Video by: Ignacio Torres
A classic Mexican Christmas dish, cochinita pibil is one of the Yucatan’s most famous dishes. It is a recipe that dates back to Mayan times and, like many dishes from the region, it combines Mexican culinary tradition with that off the nearby Caribbean islands. Which is one reason the marinade relies heavily on the very same naranja agria (or bitter orange) that’s ever-present in Cuban and Puerto Rican cuisine; the meat is also wrapped in banana leaves, a practice popular on tropical islands.
Today’s recipe comes to NBCLatino.com via two great chefs: Sue Torres, of New York City’s critically acclaimed Sueños restaurant, and Zarela Martinez, cookbook author, mother of TV chef Aaron Sanchez and former owner one of Manhattan’s most beloved Mexican restaurants, Zarela. In other words, this is a pibil with pedigree. Buen provecho!
1 cup annatto seeds
10 large garlic cloves
1/3 cup Mexican oregano
5 T whole black peppercorns
4 teaspoons cumin
4 teaspoons coriander seeds
10 whole allspice
1 cup orange juice
1 cup lime juice
6 lb boneless pork butt, slightly trimmed, cut into 2-inch chunks, generously salted
6 or 7, 12-inch pieces of banana leaves
Pickled red onion, for garnish (recipe follows)

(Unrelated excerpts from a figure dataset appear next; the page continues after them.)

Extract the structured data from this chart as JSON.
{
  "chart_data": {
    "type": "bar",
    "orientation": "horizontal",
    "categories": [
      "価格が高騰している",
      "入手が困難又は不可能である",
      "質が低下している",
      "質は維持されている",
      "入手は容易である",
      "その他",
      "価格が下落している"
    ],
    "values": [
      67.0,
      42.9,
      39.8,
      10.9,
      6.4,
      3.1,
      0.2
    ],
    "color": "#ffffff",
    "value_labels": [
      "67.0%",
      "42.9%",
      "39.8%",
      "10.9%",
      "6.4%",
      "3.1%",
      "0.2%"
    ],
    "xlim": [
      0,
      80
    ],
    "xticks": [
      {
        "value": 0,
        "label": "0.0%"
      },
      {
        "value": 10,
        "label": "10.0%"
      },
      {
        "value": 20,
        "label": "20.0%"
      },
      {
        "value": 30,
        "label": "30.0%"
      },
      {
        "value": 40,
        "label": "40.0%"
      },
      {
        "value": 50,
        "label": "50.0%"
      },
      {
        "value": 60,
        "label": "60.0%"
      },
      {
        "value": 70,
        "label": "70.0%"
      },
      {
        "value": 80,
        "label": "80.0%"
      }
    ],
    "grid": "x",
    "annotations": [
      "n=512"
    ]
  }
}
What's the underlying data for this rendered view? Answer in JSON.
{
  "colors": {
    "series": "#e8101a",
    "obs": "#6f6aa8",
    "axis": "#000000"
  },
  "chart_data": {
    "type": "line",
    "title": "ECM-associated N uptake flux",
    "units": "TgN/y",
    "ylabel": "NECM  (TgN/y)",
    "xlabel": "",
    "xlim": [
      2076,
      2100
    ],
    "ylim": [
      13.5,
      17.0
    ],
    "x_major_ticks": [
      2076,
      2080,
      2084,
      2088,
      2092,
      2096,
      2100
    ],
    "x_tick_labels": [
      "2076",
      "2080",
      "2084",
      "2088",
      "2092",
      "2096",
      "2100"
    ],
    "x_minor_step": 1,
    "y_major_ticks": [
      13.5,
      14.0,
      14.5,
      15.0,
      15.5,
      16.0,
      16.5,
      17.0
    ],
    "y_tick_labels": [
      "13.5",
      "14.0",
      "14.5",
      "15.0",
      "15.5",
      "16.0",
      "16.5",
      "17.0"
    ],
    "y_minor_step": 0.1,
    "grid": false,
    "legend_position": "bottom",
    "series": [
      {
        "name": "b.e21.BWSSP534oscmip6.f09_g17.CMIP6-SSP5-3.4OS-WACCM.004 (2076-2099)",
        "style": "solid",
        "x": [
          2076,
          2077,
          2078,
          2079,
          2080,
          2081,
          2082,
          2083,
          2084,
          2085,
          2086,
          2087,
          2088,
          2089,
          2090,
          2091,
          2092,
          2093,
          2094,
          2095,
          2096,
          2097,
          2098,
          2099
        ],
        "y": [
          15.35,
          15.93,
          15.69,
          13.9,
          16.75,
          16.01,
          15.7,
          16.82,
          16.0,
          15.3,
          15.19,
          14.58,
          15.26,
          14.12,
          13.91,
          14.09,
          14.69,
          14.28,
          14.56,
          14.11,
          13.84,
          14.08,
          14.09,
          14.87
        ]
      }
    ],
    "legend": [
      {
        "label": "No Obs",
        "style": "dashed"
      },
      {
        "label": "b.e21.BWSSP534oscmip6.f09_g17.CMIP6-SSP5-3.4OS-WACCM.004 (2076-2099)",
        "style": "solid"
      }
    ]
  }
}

1. Make the marinade: Combine first 9 ingredients in the container of a blender. Process with on/off motion until thoroughly pureed. It may be necessary to add more orange and lime juice to facilitate blending.

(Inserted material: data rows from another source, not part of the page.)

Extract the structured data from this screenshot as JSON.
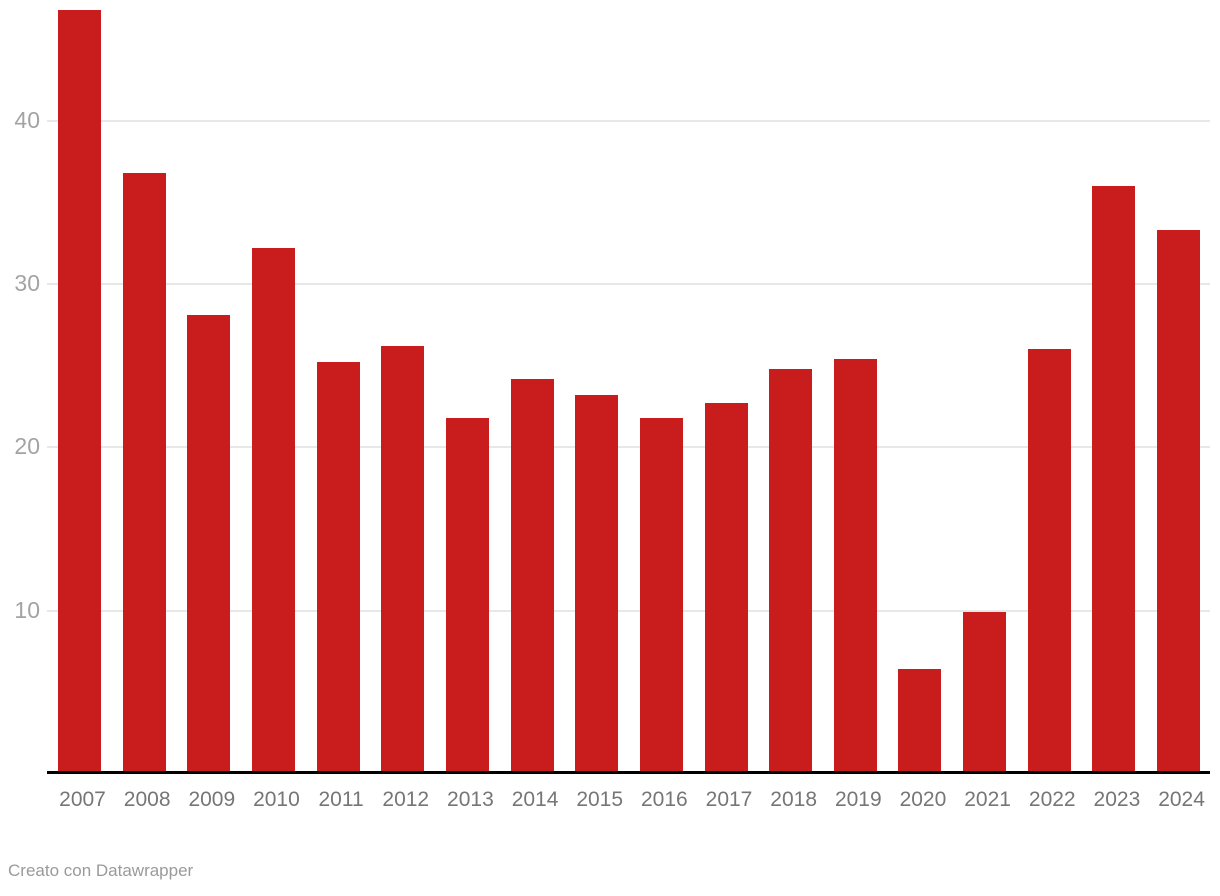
{
  "chart_data": {
    "type": "bar",
    "categories": [
      "2007",
      "2008",
      "2009",
      "2010",
      "2011",
      "2012",
      "2013",
      "2014",
      "2015",
      "2016",
      "2017",
      "2018",
      "2019",
      "2020",
      "2021",
      "2022",
      "2023",
      "2024"
    ],
    "values": [
      46.8,
      36.8,
      28.1,
      32.2,
      25.2,
      26.2,
      21.8,
      24.2,
      23.2,
      21.8,
      22.7,
      24.8,
      25.4,
      6.4,
      9.9,
      26.0,
      36.0,
      33.3
    ],
    "title": "",
    "xlabel": "",
    "ylabel": "",
    "ylim": [
      0,
      47
    ],
    "yticks": [
      10,
      20,
      30,
      40
    ],
    "grid": true,
    "legend": "none",
    "bar_color": "#c91d1d",
    "gridline_color": "#e8e8e8",
    "axis_color": "#000000",
    "y_tick_label_color": "#a3a3a3",
    "x_tick_label_color": "#767676"
  },
  "footer": {
    "credit": "Creato con Datawrapper"
  }
}
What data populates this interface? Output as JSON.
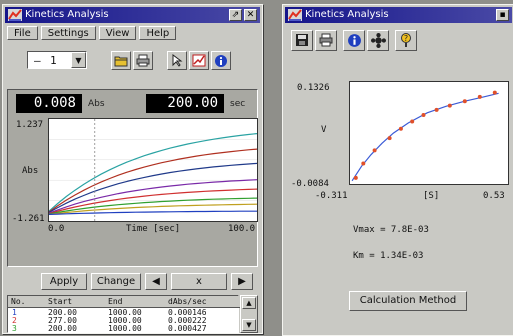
{
  "colors": {
    "titlebar": "#15158a",
    "window": "#c9c9c4",
    "desktop": "#8f8f8a",
    "fit_line": "#3b5bd6",
    "points": "#e0502a"
  },
  "left": {
    "title": "Kinetics Analysis",
    "title_buttons": [
      "⇗",
      "✕"
    ],
    "menu": [
      "File",
      "Settings",
      "View",
      "Help"
    ],
    "combo_value": "1",
    "icons": [
      "open-folder-icon",
      "print-icon",
      "cursor-icon",
      "graph-icon",
      "info-icon"
    ],
    "lcd1": {
      "value": "0.008",
      "unit": "Abs"
    },
    "lcd2": {
      "value": "200.00",
      "unit": "sec"
    },
    "y_top": "1.237",
    "y_label": "Abs",
    "y_bottom": "-1.261",
    "x_left": "0.0",
    "x_label": "Time [sec]",
    "x_right": "100.0",
    "buttons": [
      "Apply",
      "Change",
      "◀",
      "x",
      "▶"
    ],
    "table_headers": [
      "No.",
      "Start",
      "End",
      "dAbs/sec"
    ],
    "table_rows": [
      {
        "no": "1",
        "start": "200.00",
        "end": "1000.00",
        "rate": "0.000146"
      },
      {
        "no": "2",
        "start": "277.00",
        "end": "1000.00",
        "rate": "0.000222"
      },
      {
        "no": "3",
        "start": "200.00",
        "end": "1000.00",
        "rate": "0.000427"
      }
    ]
  },
  "right": {
    "title": "Kinetics Analysis",
    "icons": [
      "save-icon",
      "print-icon",
      "info-icon",
      "settings-icon",
      "help-icon"
    ],
    "y_top": "0.1326",
    "y_label": "V",
    "y_bottom": "-0.0084",
    "x_left": "-0.311",
    "x_label": "[S]",
    "x_right": "0.53",
    "vmax": "Vmax = 7.8E-03",
    "km": "Km = 1.34E-03",
    "calc_button": "Calculation Method"
  },
  "chart_data": [
    {
      "type": "line",
      "title": "",
      "xlabel": "Time [sec]",
      "ylabel": "Abs",
      "xlim": [
        0,
        100
      ],
      "ylim": [
        -1.261,
        1.237
      ],
      "series": [
        {
          "color": "#2aa3a3",
          "x": [
            0,
            100
          ],
          "y": [
            -1.02,
            0.88
          ]
        },
        {
          "color": "#b03020",
          "x": [
            0,
            100
          ],
          "y": [
            -1.04,
            0.5
          ]
        },
        {
          "color": "#203a8a",
          "x": [
            0,
            100
          ],
          "y": [
            -1.05,
            0.15
          ]
        },
        {
          "color": "#7a2aa8",
          "x": [
            0,
            100
          ],
          "y": [
            -1.07,
            -0.25
          ]
        },
        {
          "color": "#d03030",
          "x": [
            0,
            100
          ],
          "y": [
            -1.08,
            -0.48
          ]
        },
        {
          "color": "#30a030",
          "x": [
            0,
            100
          ],
          "y": [
            -1.09,
            -0.7
          ]
        },
        {
          "color": "#c0a020",
          "x": [
            0,
            100
          ],
          "y": [
            -1.1,
            -0.85
          ]
        },
        {
          "color": "#2040c0",
          "x": [
            0,
            100
          ],
          "y": [
            -1.1,
            -1.02
          ]
        }
      ]
    },
    {
      "type": "scatter",
      "title": "",
      "xlabel": "[S]",
      "ylabel": "V",
      "xlim": [
        -0.311,
        0.53
      ],
      "ylim": [
        -0.0084,
        0.1326
      ],
      "points": {
        "x": [
          -0.28,
          -0.24,
          -0.18,
          -0.1,
          -0.04,
          0.02,
          0.08,
          0.15,
          0.22,
          0.3,
          0.38,
          0.46
        ],
        "y": [
          0.0,
          0.02,
          0.038,
          0.055,
          0.068,
          0.078,
          0.087,
          0.094,
          0.1,
          0.106,
          0.112,
          0.118
        ]
      },
      "fit": {
        "x": [
          -0.3,
          -0.25,
          -0.2,
          -0.14,
          -0.08,
          0.0,
          0.1,
          0.2,
          0.3,
          0.4,
          0.48
        ],
        "y": [
          -0.004,
          0.016,
          0.032,
          0.048,
          0.062,
          0.076,
          0.09,
          0.099,
          0.106,
          0.112,
          0.117
        ]
      }
    }
  ]
}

2. In a large freezer bag, place the pork chunks and pour the marinade over. Seal with bag tightly and toss the pork in the bag in order to distribute the marinade evenly. Refrigerate for at least 4 hours and up to 24.
3. Preheat an oven to 300. Line a large baking dish with several banana leaves, allowing them to fold over the edges. Pour the pork over the banana leaves and evenly distribute throughout the pan. Top with more banana leaves. Cover tightly with foil and bake in the oven for at least 4 hours, or until fork tender. Serve over white rice, tortillas or on a folded banana leaf and garnish with pickled red onions. Serves 6 to 8.
Pickled red onion garnish
1/4 cup olive oil
8 whole garlic cloves
1 large sprig rosemary
1 large sprig thyme
2 bay leaves
1 T black peppercorns
2 medium red onions, thinly sliced (about 2 cups)
Salt to taste
1/2 cup red wine vinegar
In medium skillet or saute pan, heat oil over medium-high heat until very hot but not quite smoking. Add garlic, rosemary, thyme, bay leaves and peppercorns. Stir to combine and saute for 1 minute. Add sliced onions. Saute for 2 minutes. Season with salt to taste; stir in vinegar. Bring to a rapid boil and remove from heat at once. Onions should still be slightly crunchy. Can be stored tightly covered in refrigerator for up to 1 week. Makes about 2 cups.